Among the 16 reported taste prediction tools, BitterX, BitterSweet, PrediSweet, iBitter-SCM, BERT4Bitter, iBitter-Fuse, iUmami-SCM, and VirtualTaste provide web server applications, which allow the taste prediction using the SMILE/Fasta format, directly drawing the molecule or by uploading a file. On the other hand, e-Sweet, e-Bitter, and BitterPredict only provide freely accessible code available from Dropbox or GitHub. From the authors’ point of view, the development of a web interface represents a considerable strength, since it allows the tool to be used even by people who are not experts in the use of these applications. Finally, BitterSweetForest, Rojas Sweet Predictor, Goel Sweet Regressor, Chéron Sweet Regressor, and BitterIntense do not have any web server or code publicly available.

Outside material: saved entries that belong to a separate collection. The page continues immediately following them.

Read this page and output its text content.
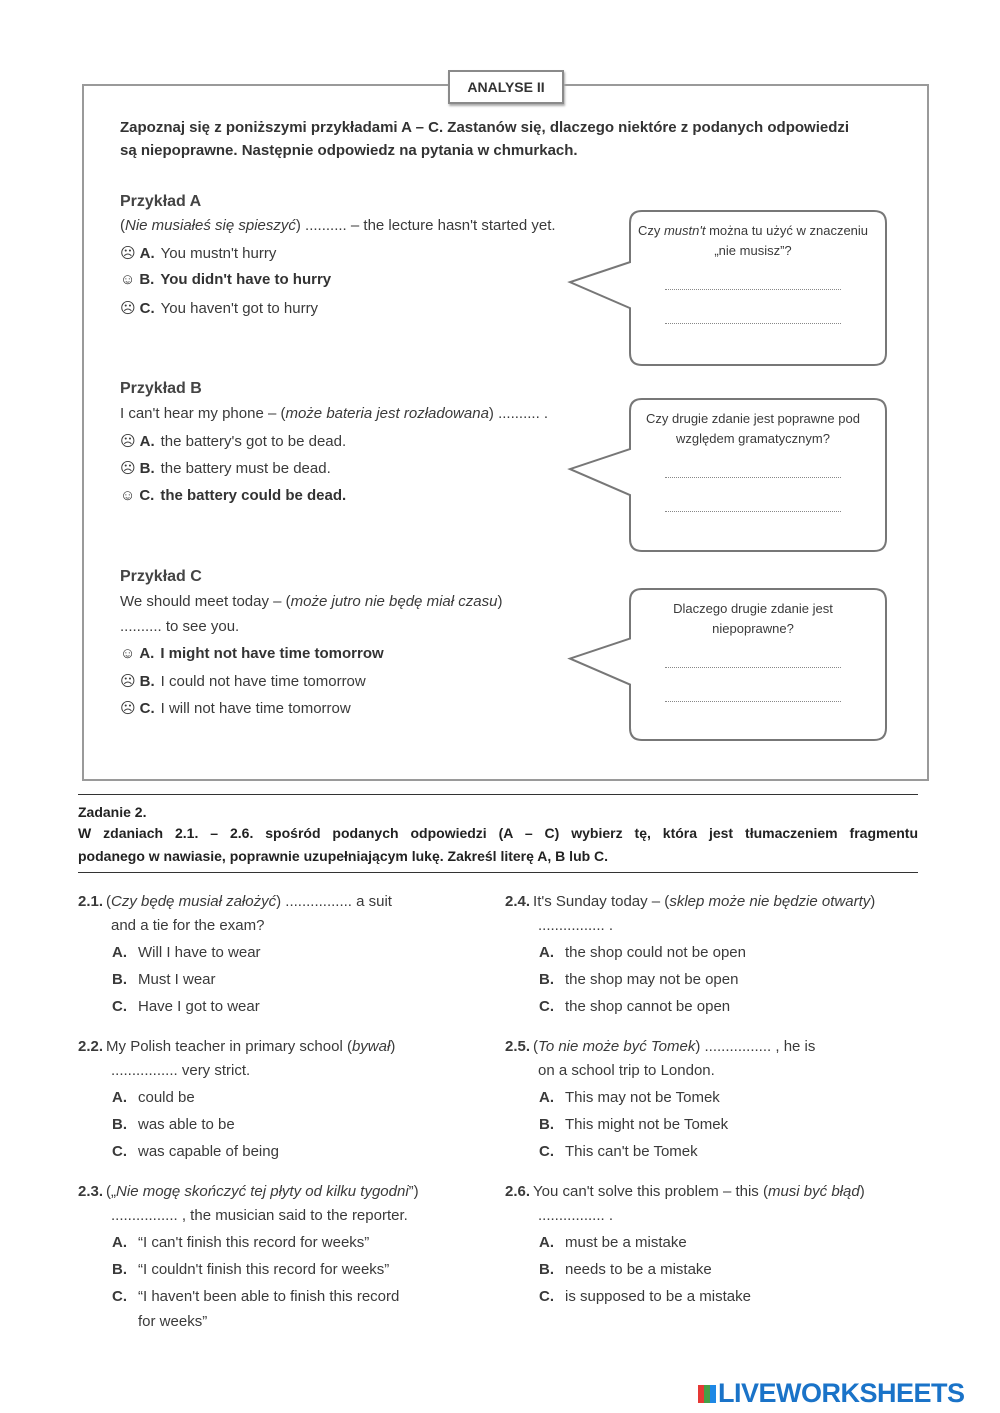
ANALYSE II
Zapoznaj się z poniższymi przykładami A – C. Zastanów się, dlaczego niektóre z podanych odpowiedzi
są niepoprawne. Następnie odpowiedz na pytania w chmurkach.
Przykład A
(Nie musiałeś się spieszyć) .......... – the lecture hasn't started yet.
☹ A. You mustn't hurry
☺ B. You didn't have to hurry
☹ C. You haven't got to hurry
Czy mustn't można tu użyć w znaczeniu „nie musisz”?
Przykład B
I can't hear my phone – (może bateria jest rozładowana) .......... .
☹ A. the battery's got to be dead.
☹ B. the battery must be dead.
☺ C. the battery could be dead.
Czy drugie zdanie jest poprawne pod względem gramatycznym?
Przykład C
We should meet today – (może jutro nie będę miał czasu)
.......... to see you.
☺ A. I might not have time tomorrow
☹ B. I could not have time tomorrow
☹ C. I will not have time tomorrow
Dlaczego drugie zdanie jest niepoprawne?
Zadanie 2.
W zdaniach 2.1. – 2.6. spośród podanych odpowiedzi (A – C) wybierz tę, która jest tłumaczeniem fragmentu
podanego w nawiasie, poprawnie uzupełniającym lukę. Zakreśl literę A, B lub C.
2.1. (Czy będę musiał założyć) ................ a suit
and a tie for the exam?
A. Will I have to wear
B. Must I wear
C. Have I got to wear
2.2. My Polish teacher in primary school (bywał)
................ very strict.
A. could be
B. was able to be
C. was capable of being
2.3. („Nie mogę skończyć tej płyty od kilku tygodni”)
................ , the musician said to the reporter.
A. “I can't finish this record for weeks”
B. “I couldn't finish this record for weeks”
C. “I haven't been able to finish this record
for weeks”
2.4. It's Sunday today – (sklep może nie będzie otwarty)
................ .
A. the shop could not be open
B. the shop may not be open
C. the shop cannot be open
2.5. (To nie może być Tomek) ................ , he is
on a school trip to London.
A. This may not be Tomek
B. This might not be Tomek
C. This can't be Tomek
2.6. You can't solve this problem – this (musi być błąd)
................ .
A. must be a mistake
B. needs to be a mistake
C. is supposed to be a mistake
LIVEWORKSHEETS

It is worth mentioning that in addition to the five basic tastes, other taste qualities may be important and related to specific food ingredients. In this context, some recent publications suggested the fat taste as another basic taste quality [3, 4, 90]. Interestingly, fatty acid detection seems to decrease as a consequence of a fat-rich diet and with a great impact on obesity disease [91]. Therefore, the prediction of fat taste would represent a groundbreaking objective for future tools, considering the impact of fat intake on human health status.

Furthermore, the use of methods capable of predicting the molecular interactions of tastants and relative taste receptors could lead to significant improvements in the predictive capabilities of these tools and to great strides in understanding the physicochemical characteristics and mechanisms underlying taste perception.